When diabetic retinopathy reaches a high stage, it requires specific treatment. In these stages the risk of loss of vision of the patient also increases.

If diabetic retinopathy is affecting the ability to see or it has other vision related risks, then the main treatment for this situation may be:

  • Laser Treatment:

In cases of proliferative diabetic retinopathy, a laser procedure may be used to treat abnormally developing blood vessels in the back of the eye (retina). Laser treatment of diabetic retinopathy has proved to be quite effective to treat problems such as blood vessel failure or leaking. But how successful this surgical procedure is depends on how long the blood vessels have been stalled or leaking.

  • Eye surgery:

With the help of laser treatment, blood or scar tissue does not come out from inside the eye, because retinopathy reaches a more severe stage.

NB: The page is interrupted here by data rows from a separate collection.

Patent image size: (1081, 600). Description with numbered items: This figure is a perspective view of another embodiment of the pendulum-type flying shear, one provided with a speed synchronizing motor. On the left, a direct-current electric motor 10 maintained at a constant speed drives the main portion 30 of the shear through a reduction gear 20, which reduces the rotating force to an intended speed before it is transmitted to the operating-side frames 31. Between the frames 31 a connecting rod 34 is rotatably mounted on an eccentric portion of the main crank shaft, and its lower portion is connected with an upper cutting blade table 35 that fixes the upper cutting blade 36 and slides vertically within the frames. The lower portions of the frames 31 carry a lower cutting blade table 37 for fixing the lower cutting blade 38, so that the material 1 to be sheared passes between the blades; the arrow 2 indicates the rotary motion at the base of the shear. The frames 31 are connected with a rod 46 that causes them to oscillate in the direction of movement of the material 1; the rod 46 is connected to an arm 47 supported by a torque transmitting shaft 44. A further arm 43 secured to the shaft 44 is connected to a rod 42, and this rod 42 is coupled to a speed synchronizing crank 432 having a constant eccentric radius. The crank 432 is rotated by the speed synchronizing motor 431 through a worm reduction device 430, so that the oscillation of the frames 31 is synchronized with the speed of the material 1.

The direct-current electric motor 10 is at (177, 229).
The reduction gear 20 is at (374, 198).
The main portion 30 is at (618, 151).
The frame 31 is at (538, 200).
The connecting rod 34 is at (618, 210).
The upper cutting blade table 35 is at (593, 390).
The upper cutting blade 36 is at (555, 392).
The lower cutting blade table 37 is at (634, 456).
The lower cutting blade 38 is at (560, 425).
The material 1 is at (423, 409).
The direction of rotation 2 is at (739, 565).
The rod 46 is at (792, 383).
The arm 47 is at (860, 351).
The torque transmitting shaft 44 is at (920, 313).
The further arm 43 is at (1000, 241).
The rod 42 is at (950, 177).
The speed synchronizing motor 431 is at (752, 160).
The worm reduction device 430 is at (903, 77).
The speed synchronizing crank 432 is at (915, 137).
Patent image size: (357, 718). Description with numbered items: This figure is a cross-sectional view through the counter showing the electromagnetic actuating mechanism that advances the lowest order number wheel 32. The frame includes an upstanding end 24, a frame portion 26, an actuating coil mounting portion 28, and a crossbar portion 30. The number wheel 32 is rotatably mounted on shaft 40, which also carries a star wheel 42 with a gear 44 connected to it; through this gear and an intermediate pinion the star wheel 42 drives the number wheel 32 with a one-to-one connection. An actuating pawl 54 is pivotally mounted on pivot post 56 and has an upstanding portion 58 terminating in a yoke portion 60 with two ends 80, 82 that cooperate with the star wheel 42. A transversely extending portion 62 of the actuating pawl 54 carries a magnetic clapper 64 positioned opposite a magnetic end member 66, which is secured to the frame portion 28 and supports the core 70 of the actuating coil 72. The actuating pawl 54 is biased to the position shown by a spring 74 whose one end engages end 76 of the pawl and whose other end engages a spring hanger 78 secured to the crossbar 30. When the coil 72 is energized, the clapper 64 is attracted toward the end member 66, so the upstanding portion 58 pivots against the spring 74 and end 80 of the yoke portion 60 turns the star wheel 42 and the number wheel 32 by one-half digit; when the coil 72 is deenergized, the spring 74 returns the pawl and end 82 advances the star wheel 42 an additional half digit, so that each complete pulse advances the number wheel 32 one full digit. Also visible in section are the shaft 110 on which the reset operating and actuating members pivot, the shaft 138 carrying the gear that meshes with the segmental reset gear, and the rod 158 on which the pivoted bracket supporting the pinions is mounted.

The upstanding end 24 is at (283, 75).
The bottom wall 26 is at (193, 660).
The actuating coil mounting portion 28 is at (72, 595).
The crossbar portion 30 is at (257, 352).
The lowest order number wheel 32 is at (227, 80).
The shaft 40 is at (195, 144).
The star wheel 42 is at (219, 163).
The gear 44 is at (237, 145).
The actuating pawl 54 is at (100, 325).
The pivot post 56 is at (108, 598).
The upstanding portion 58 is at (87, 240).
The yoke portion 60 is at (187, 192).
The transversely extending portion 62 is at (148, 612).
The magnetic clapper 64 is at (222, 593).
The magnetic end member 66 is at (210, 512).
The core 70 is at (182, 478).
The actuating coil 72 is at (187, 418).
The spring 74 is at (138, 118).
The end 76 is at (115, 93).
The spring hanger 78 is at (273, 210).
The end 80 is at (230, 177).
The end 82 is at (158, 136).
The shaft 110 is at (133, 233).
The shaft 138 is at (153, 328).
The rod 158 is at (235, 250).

Diabetic retinopathy cannot be completely treated with the help of surgery. However, its symptoms can be prevented or reduced with its help. Diabetes is a chronic disease and despite treatment, it can cause retinal damage and vision problems.

Complications of diabetic retinopathy –

What complications can occur from diabetic retinopathy?

Diabetic retinopathy can cause vision problems and even blindness. In most cases it takes serious form within several years.

Some possible complications related to diabetic retinopathy include, e.g.

  • Glaucoma:

As soon as new blood vessels begin to form in the retina, the flow of fluid inside the eye stops. The pressure inside the eye increases due to the stoppage of fluid, which increases the risk of eye veins getting damaged and blindness.

  • Vitreous hemorrhage:

A newly developed blood vessel leaks into the eye-filled vitreous gel, which prevents direct light from entering the retina. Symptoms that occur in less severe cases include hyper sensitivity to the main light and not being able to see (blindness) and floaters (seeing blurred objects floating in the sky), etc. If the retina is not damaged due to diabetic retinopathy, then these complications are automatically corrected.

  • Detached Retina:

Scar tissue pulls the retina apart from the back of the eye. This usually results in floating points and spots in the sky, visible brightness of the light and severe loss of eyesight, etc. If left untreated, it can pose many other risks.